According to the principle of indifference, Fred would be irrational because he ought to believe that p(r) = 0.5 and p(w) = 0.5 on the grounds it is an unknown situation.

This is an extremely strong claim and I could not find in the literature any hint why Frederic would be irrational by accepting his ignorance of the probabilities.

Actually, I believe that quite the contrary is the case.

If the principle of indifference were true, Fred should reason like this:

“I know that on Monday my Lord mixed the treasures randomly so that p(r) = p(w) = 0.5
I know that on Tuesday He distributed 10% in the white ones and 90% in the red ones so that p(w) = 0.10 and p(r) = 0.90
I know that on Wednesday He distributed 67% in the white ones and 33% in the red ones so that p(w) = 0.67 and p(r) = 0.33
AND
I know absolutely nothing what He did on Thursday, therefore I know tthat the probabilities are p(r) = p(w) = 0.5 exactly like on Monday. “

Now I think that this seems intuitively silly and even absurd to many people. There seems to be just no way how one can transform an utter ignorance into a specific knowledge.

Degrees of belief of a rational agent

More moderate Bayesians will probably agree with me that it is misguided to speak of a knowledge of probabilities in the fourth case. Nevertheless they might insist he should have the same confidence that the treasure is in a white ball as in a red one.

I’m afraid this changes nothing to the problem. On Monday Fred has a perfect warrant for feeling the same confidence.
How can he have the same confidence on Thursday if he knows absolutely nothing about the distribution?

So Frederic would be perfectly rational in believing that he does not know the probabilities p(r) = ? and p(w) = ?

Likewise, an alien having just landed on earth would be perfectly rational not to know the initial likelihood of the religions:
p(Christianity) = ?     p(Islam) = ?     p(Mormonism) = ? and so on and so forth.

But there is an additional problem here.

The proposition “the religion x is true one” is not related to any event and it is doubted by non-Bayesian (and moderate Bayesian) philosophers that is warranted to speak of probabilities in such a situation.
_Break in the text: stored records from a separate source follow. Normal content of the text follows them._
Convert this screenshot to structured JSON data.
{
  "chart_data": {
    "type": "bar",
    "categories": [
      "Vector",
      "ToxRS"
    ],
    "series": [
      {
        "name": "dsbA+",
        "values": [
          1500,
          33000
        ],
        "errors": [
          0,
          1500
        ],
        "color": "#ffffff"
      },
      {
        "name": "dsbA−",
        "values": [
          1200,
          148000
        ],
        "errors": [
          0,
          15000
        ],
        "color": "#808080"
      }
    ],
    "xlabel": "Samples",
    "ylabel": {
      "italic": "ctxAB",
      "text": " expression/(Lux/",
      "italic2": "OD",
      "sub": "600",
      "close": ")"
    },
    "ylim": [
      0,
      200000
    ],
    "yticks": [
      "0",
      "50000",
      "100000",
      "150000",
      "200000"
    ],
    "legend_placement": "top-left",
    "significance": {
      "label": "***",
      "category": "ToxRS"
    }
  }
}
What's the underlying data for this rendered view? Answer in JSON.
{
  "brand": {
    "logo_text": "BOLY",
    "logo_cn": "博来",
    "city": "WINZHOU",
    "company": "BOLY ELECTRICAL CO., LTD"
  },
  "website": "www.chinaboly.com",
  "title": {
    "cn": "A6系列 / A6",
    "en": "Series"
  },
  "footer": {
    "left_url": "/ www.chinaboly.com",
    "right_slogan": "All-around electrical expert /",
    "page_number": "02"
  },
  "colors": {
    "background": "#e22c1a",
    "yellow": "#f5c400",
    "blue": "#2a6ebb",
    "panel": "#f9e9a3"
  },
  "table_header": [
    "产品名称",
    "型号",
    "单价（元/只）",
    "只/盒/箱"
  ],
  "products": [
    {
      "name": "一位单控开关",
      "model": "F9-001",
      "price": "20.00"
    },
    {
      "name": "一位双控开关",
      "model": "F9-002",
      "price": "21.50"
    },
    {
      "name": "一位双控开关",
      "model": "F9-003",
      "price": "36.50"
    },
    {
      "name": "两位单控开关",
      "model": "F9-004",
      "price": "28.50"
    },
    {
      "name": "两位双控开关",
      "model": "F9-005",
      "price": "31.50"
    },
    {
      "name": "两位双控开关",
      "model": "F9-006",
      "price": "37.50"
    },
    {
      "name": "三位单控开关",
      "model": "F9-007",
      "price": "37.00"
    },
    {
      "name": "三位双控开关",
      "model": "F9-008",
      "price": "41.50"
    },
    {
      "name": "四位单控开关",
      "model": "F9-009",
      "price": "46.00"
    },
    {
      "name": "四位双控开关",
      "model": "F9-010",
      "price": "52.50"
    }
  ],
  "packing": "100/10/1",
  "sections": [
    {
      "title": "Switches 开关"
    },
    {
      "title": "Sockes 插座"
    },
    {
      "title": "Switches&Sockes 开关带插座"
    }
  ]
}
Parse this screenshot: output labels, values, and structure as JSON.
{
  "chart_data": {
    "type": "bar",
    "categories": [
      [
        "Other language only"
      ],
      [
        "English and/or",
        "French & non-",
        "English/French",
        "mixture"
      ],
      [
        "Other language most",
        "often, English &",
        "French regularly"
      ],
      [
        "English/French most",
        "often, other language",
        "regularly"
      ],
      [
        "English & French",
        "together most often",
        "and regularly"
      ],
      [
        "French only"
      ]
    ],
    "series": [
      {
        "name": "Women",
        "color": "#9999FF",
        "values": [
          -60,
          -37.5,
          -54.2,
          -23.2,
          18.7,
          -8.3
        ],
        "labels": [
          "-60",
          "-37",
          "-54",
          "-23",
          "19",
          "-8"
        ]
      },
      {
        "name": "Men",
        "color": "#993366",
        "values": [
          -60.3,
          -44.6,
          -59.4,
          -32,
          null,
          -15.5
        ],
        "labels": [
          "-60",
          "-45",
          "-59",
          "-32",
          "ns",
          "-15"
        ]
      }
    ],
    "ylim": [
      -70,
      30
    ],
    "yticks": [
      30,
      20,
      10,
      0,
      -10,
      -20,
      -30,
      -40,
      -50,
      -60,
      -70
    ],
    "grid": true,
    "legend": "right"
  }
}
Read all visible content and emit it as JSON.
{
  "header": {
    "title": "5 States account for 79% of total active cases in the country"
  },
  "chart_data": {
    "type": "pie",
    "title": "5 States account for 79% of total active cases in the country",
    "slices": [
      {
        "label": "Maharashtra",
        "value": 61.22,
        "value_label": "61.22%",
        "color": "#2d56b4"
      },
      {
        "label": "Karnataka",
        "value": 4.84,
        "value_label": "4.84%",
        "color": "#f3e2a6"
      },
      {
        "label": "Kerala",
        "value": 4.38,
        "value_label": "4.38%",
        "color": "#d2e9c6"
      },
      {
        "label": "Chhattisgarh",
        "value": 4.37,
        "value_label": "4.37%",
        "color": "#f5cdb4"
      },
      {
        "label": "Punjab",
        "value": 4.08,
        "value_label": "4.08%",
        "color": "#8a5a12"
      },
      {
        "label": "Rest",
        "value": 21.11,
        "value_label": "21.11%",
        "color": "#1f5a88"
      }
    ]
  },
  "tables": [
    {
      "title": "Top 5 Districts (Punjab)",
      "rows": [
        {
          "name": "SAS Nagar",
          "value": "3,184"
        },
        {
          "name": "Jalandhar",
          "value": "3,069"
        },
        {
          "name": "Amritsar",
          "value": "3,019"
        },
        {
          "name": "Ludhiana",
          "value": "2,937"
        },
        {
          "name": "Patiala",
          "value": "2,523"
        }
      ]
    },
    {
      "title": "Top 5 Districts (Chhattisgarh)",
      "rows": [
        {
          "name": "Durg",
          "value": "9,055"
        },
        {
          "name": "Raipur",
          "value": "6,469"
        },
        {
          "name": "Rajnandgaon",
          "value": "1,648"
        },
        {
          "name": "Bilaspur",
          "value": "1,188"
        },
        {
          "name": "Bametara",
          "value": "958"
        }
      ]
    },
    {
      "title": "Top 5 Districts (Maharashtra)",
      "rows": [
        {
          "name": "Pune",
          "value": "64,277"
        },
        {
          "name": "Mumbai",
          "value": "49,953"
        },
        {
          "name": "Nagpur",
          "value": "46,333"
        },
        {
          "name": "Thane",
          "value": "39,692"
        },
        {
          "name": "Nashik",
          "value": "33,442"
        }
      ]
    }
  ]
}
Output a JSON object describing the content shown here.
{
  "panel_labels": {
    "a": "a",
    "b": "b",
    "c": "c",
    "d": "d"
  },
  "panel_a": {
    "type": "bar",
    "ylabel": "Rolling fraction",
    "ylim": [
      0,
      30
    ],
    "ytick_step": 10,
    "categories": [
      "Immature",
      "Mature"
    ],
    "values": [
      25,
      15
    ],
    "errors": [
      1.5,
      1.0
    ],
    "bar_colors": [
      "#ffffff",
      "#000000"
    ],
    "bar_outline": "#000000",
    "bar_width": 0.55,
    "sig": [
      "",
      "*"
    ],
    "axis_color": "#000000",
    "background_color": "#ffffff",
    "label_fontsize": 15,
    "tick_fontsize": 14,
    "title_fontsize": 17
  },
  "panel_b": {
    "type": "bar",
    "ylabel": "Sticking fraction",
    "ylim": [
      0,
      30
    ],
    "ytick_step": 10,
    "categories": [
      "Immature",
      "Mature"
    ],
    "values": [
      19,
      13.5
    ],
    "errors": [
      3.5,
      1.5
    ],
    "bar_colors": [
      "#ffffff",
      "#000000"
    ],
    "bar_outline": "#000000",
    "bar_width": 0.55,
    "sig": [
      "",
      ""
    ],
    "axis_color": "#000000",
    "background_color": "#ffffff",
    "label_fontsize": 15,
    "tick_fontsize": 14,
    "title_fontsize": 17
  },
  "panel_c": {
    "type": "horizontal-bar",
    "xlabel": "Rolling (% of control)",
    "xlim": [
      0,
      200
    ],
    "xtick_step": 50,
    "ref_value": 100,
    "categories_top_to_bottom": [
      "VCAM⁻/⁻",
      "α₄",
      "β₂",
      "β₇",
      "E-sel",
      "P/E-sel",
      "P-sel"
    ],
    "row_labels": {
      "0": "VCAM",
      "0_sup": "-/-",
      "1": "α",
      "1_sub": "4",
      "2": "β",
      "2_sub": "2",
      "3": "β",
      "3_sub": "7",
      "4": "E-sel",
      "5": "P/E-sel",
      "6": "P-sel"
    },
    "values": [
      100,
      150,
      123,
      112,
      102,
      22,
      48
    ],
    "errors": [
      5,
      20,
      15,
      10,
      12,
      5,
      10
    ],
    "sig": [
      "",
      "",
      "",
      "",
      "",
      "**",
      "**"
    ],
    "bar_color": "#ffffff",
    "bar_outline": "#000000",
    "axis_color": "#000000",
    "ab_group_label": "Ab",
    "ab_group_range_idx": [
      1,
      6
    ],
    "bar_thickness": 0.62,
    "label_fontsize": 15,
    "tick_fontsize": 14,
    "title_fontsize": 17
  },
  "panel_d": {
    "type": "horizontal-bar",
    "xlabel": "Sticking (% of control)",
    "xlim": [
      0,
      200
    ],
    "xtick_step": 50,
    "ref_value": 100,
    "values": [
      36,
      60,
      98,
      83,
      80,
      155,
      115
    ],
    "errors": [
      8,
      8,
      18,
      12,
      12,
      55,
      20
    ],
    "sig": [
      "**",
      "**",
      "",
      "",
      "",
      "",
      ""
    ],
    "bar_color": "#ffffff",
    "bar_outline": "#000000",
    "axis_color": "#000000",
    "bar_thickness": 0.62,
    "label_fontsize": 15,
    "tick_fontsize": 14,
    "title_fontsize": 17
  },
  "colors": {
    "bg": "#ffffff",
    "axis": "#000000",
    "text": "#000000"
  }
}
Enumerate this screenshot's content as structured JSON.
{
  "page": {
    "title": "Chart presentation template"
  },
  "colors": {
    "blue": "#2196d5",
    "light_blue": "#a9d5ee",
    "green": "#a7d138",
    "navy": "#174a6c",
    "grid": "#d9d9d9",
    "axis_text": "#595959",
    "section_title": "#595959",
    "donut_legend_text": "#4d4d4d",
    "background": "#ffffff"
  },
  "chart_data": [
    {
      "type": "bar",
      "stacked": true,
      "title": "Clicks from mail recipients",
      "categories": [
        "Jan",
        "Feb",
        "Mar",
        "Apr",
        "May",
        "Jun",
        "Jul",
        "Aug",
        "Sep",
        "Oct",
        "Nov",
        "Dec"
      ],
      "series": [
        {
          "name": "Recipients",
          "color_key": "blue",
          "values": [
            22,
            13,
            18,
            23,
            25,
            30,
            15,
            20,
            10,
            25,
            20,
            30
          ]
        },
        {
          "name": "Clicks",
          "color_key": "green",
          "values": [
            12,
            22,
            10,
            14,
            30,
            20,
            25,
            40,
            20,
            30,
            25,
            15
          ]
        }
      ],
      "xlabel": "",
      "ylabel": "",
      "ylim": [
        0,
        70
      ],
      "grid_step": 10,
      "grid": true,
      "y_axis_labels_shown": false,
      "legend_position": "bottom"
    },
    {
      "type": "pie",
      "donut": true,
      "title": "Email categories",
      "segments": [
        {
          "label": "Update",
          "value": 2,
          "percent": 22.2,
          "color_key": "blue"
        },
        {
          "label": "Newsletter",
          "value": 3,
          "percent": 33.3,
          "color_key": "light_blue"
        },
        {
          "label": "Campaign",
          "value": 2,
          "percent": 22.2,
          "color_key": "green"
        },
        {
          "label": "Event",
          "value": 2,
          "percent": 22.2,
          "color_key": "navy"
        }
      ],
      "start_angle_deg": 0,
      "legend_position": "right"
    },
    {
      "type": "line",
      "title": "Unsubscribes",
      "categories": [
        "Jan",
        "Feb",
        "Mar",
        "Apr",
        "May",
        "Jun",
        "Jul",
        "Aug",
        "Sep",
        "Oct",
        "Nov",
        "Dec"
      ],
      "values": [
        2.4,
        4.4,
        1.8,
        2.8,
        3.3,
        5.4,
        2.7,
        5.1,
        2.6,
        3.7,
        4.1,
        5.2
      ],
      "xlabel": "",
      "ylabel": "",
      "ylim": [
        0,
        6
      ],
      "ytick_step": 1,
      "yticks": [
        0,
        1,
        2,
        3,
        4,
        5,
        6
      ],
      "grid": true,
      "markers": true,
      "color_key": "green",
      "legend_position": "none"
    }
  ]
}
Either x is true or false and this cannot be related to any kind of frequency.

The great science philosopher Elliot Sobert (who is sympathetic to Bayesian epistemology) wrote this about the probability of a theory BEFORE any data has been taken into account:

Newton’s universal law of gravitation, when suitably supplemented with plausible background assumptions, can be said to confer probabilities on observations. But what does it mean to say that the law has a probability in the light of those observations? More puzzling still is the idea that it has a probability before any observations are taken into account. If God chose the laws of nature by drawing slips of paper from an urn, it would make sense to say that Newton’s law has an objective prior. But no one believes this process model, and nothing similar seems remotely plausible.”

He rightly reminds us t the beginning of his article that “it is not inevitable that all propositions should have probabilities. That depends on what one means by probability, a point to which I’ll return. The claim that all propositions have probabilities is a philosophical doctrine, not a theorem of mathematics.” l

So, it would be perfectly warranted for the alien to either confess his ignorance of the prior likelihoods of the various religions or perhaps even consider that these prior probabilities do not exist, as Elliot Sober did with the theory of gravitation.

In future posts, I will lay out a non-Bayesian way to evaluate the goodness of theory which only depends on the set of all known facts and don’t assume the existence of a prior probability before any data has been considered.

As we shall see, many of the probabilistic challenges of Dr. Richard Carrier against Christianity kind of dissolves if one drops the assertion that all propositions have objective prior probabilities.

To conclude, I think I have shown in this post that the probabilistic defense of the Outsider Test of Faith is unsound and depends on very questionable assumptions.

I have not, however, showed at all that the OST is flawed for it might very well be successfully defended based on pragmatic grounds. This will be the topic of future conversations.